Quiet conflict
This week I received a rejection for a short story where the editor felt there wasn't enough conflict in the story. I really, really, don't agree with that opinion. The story doesn't have shoot-out conflict in it. It has quiet conflict.
The main character is the project manager of a team building a hypergate above a planet settled by aliens. The gate keeps getting sabotaged, and it turns out that the person doing the sabotaging is the alien the project manager thinks is a good friend. That's one source of conflict in the story.
A second source of conflict comes from the alien. He has been ordered by his superiors to sabotage the gate. Some female aliens have been raped by the humans, and the female aliens on their council have ordered the sabotage to keep their women safe. This puts the alien in conflict with his human friend.
A third source of conflict is between the project manager and his superiors back on Earth. His project is falling behind schedule, and he is under pressure to finish the gate in time - or be fired from his job.
So there's quite a lot of conflict going on in the story, it just isn't the big fight type of external conflict. It's quiet conflict: people betraying their friends' trust, or being subjected to impossible demands they can't meet.

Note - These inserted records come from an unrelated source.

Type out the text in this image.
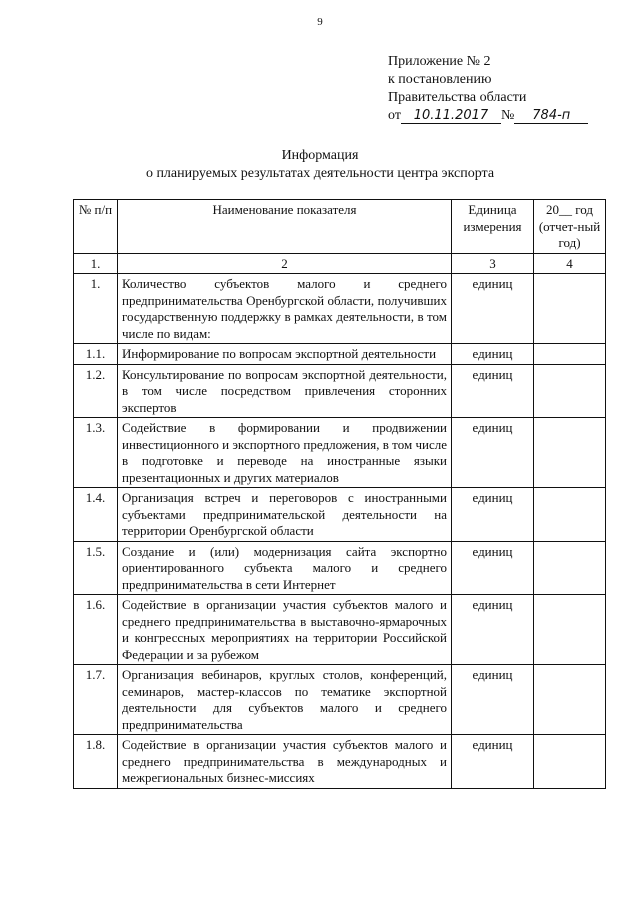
9
Приложение № 2
к постановлению
Правительства области
от 10.11.2017 № 784-п
Информация
о планируемых результатах деятельности центра экспорта
№ п/п	Наименование показателя	Единица измерения	20__ год (отчет-ный год)
1.	2	3	4
1.	Количество субъектов малого и среднего предпринимательства Оренбургской области, получивших государственную поддержку в рамках деятельности, в том числе по видам:	единиц	
1.1.	Информирование по вопросам экспортной деятельности	единиц	
1.2.	Консультирование по вопросам экспортной деятельности, в том числе посредством привлечения сторонних экспертов	единиц	
1.3.	Содействие в формировании и продвижении инвестиционного и экспортного предложения, в том числе в подготовке и переводе на иностранные языки презентационных и других материалов	единиц	
1.4.	Организация встреч и переговоров с иностранными субъектами предпринимательской деятельности на территории Оренбургской области	единиц	
1.5.	Создание и (или) модернизация сайта экспортно ориентированного субъекта малого и среднего предпринимательства в сети Интернет	единиц	
1.6.	Содействие в организации участия субъектов малого и среднего предпринимательства в выставочно-ярмарочных и конгрессных мероприятиях на территории Российской Федерации и за рубежом	единиц	
1.7.	Организация вебинаров, круглых столов, конференций, семинаров, мастер-классов по тематике экспортной деятельности для субъектов малого и среднего предпринимательства	единиц	
1.8.	Содействие в организации участия субъектов малого и среднего предпринимательства в международных и межрегиональных бизнес-миссиях	единиц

I think quiet conflict is just as important - and powerful - as outright shooting matches. Carolyn Wheat in her book How to Write Killer Fiction says: "scenes involve conflict. Not necessarily shove-a-gun-in-someone's-face conflict, but at the very least a sense of the characters being at odds in some way.". Is there that kind of conflict in my story? Why, yes, there is.
Scott Meredith, in his book Writing to Sell, says "The conflict may be external... and it may be inward, as in man's mental struggle against himself." This admits the possibility that a quiet struggle, maybe of the character in conflict with himself, is enough to drive a story forward.
So no, I really don't agree with that editor's assessment of my story. This story has been edited several times and rewritten twice, and I am confident that it works just fine as it's written. What this reader's comment means is that they didn't like the story. Fair enough, but I wish they'd just send a bland rejection rather than trying to justify their decision in a way I really don't think is valid.
I will keep my quiet conflict in this story, thank you, and submit it elsewhere.